The photo shows six giraffes lying lifeless in the Sabuli Wildlife Conservancy in Wajir.
The animals reportedly died after getting stuck in mud as they tried to drink from a nearby reservoir, which had almost dried up. The giraffes were weak from starvation and lack of water caused by a severe drought.
The giraffes were initially moved to Sabuli, in Kenya’s north east, to prevent contamination of the reservoir water. A prolonged drought in the region has caused food and water shortages, as a result of receiving less than a third of normal rainfall since September.
According to Kenyan newspaper The Star, 4,000 giraffes in nearby Garissa county risk being wiped out by an intense drought sweeping across the region.
Wild animals have suffered the worst, according to experts. Ibrahim Ali, from the Bour-Algi giraffe sanctuary, said the drought has worsened the situation for many animals.
“Domesticated animals were being assisted but not wildlife, and now they are suffering,” he said.
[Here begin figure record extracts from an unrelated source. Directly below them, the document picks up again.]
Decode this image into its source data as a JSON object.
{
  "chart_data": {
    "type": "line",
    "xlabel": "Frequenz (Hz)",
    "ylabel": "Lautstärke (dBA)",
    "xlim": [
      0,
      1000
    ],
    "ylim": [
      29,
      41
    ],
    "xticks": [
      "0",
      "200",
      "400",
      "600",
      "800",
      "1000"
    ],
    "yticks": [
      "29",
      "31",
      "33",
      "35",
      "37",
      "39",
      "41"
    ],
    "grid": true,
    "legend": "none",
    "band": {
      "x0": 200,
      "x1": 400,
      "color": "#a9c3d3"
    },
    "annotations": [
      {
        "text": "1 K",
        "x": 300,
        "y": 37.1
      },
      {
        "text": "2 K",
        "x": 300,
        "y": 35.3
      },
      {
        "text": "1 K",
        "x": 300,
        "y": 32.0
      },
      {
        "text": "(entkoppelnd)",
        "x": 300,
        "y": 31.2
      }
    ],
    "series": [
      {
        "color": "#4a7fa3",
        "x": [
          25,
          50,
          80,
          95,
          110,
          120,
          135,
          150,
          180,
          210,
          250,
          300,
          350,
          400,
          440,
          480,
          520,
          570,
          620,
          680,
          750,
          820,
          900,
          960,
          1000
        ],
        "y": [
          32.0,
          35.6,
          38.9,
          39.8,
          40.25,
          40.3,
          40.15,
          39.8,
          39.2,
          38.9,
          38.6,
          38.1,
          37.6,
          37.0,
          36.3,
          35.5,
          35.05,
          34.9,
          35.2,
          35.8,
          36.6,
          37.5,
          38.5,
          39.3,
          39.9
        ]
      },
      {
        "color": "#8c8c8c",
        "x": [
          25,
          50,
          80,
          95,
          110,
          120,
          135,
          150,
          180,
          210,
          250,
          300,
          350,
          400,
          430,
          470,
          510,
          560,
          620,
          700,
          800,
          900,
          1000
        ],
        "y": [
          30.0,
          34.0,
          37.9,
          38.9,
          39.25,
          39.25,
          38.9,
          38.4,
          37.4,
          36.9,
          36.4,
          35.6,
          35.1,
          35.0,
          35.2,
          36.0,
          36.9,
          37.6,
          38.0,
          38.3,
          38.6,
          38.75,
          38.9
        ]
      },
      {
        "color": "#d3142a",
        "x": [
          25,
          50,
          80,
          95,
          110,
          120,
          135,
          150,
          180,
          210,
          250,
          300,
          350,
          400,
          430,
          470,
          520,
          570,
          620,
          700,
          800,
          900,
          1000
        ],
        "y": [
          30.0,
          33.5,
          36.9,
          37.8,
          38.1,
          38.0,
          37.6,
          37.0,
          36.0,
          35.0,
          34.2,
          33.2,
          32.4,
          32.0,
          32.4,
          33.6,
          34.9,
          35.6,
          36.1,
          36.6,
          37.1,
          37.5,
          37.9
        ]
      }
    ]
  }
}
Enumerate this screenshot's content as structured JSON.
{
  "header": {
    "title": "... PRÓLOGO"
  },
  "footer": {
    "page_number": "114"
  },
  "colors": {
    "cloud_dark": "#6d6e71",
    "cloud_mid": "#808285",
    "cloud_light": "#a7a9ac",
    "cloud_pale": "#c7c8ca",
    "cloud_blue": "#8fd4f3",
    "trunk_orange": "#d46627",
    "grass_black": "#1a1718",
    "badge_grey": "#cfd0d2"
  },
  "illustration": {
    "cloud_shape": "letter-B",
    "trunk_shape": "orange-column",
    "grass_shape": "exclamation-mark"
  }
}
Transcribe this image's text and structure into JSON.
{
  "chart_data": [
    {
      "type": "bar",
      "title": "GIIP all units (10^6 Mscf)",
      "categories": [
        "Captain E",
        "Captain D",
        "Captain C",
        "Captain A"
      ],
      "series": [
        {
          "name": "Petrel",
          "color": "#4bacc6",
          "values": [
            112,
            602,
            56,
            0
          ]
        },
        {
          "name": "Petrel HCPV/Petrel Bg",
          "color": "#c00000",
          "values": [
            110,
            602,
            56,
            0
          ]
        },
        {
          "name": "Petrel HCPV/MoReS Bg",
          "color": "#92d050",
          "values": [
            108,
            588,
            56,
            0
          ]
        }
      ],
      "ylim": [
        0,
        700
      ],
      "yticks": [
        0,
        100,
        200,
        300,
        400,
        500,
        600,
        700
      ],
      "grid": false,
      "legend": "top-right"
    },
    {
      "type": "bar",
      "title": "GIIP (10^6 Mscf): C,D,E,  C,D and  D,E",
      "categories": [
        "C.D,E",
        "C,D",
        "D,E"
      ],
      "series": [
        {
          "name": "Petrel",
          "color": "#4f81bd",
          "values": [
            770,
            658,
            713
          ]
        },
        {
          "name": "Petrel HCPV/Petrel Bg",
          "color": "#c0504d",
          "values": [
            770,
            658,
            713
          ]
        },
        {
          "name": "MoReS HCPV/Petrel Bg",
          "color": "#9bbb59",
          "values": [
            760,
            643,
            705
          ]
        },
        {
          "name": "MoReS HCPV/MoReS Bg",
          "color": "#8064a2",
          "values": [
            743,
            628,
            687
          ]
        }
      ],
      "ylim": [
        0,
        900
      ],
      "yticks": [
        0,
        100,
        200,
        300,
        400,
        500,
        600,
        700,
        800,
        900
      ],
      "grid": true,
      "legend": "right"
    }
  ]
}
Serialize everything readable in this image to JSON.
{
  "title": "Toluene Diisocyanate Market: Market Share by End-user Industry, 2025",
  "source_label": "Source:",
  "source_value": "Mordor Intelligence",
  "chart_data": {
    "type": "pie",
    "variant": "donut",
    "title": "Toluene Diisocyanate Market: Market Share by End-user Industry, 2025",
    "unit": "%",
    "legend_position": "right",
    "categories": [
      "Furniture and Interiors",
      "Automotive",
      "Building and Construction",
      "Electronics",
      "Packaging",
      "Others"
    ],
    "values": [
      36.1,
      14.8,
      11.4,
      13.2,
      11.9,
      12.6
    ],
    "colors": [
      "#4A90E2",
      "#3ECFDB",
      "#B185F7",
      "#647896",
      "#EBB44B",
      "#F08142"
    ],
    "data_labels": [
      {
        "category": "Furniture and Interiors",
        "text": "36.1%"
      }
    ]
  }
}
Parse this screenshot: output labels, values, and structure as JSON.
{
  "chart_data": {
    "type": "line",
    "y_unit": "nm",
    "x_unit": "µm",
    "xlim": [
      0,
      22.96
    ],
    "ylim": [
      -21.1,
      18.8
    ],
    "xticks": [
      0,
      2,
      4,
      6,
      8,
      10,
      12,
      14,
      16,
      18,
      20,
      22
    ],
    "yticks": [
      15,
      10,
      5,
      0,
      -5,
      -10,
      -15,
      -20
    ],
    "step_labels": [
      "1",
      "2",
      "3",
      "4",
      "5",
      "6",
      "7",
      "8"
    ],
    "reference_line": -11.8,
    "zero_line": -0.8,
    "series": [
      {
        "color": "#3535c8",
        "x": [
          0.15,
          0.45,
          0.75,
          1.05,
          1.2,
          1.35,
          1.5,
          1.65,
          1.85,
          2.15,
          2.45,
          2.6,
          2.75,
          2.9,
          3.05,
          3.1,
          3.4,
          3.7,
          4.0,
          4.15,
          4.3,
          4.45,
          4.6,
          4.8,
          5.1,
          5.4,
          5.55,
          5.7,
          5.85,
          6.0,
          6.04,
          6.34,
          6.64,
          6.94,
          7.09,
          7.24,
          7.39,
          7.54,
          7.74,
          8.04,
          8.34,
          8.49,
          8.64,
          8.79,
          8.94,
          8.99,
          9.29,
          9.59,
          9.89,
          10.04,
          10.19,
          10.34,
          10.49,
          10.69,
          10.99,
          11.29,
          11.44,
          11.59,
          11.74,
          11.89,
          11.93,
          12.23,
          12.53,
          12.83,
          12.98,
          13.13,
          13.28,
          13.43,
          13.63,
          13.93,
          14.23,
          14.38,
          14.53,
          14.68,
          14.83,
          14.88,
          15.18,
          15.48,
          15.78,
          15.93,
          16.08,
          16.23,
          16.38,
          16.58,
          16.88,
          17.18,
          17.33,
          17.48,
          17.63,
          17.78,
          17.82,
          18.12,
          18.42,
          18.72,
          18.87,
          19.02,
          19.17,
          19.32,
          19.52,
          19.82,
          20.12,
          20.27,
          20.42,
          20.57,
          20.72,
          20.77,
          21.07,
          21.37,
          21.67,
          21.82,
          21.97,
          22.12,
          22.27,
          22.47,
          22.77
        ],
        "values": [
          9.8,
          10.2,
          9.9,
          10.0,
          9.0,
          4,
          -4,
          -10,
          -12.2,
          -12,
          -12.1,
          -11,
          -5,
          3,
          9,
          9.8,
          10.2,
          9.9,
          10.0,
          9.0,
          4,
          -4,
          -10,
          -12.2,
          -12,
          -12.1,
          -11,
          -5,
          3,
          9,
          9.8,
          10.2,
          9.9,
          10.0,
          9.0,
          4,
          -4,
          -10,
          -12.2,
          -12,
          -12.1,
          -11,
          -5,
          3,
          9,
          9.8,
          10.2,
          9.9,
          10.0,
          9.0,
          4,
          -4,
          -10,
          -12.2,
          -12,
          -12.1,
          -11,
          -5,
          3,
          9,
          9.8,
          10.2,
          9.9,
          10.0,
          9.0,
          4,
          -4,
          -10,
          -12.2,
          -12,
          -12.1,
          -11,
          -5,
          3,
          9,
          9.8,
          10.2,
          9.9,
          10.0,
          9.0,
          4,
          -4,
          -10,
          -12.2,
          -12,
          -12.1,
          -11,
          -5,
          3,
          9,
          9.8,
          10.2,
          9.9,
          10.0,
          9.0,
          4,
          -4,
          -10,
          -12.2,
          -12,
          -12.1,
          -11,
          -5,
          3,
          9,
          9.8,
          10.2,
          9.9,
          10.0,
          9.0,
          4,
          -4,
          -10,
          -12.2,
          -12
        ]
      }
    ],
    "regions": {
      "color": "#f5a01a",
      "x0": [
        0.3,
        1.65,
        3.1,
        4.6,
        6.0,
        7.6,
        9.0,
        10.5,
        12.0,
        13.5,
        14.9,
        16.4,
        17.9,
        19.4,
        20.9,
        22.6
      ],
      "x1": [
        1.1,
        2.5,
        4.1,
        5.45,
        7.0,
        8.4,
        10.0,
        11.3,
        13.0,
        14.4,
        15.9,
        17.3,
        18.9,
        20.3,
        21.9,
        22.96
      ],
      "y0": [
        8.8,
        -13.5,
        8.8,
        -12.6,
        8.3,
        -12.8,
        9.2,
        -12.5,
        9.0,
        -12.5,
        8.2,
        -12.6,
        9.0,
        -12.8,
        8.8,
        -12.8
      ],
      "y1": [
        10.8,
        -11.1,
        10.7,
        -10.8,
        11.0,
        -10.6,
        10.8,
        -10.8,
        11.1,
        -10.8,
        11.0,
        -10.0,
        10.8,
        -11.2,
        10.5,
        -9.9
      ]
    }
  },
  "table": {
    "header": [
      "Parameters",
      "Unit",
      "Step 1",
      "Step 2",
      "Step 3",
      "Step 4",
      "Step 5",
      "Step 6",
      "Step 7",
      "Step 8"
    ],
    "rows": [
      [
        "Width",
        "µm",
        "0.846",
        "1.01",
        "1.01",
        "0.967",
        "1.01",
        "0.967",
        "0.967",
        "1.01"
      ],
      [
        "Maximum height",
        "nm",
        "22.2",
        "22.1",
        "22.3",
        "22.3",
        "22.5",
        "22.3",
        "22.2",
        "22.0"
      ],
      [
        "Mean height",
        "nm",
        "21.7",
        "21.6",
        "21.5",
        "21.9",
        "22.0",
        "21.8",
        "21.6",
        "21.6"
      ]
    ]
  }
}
In November, Wildlife Principal Secretary Fred Segor told the newspaper that the worst-affected areas in Northern Kenya would be given priority by deploying water bowsers to assist the wildlife.
President Uhuru Kenyatta declared the drought a national disaster in September. It is estimated that more than two million Kenyans face starvation due to the drought, which is impacting half the country.
Kenya’s National Drought Management Authority has said that many parts of the country were in “urgent need” of food aid.
In recent years, the affected areas have been hit by locusts, flash floods and conflict. The problems have also been compounded by the Coronavirus pandemic, which has left many vulnerable people in the region unable to secure work.
The image of the dead giraffes was shot by Ed Ram for Getty Images.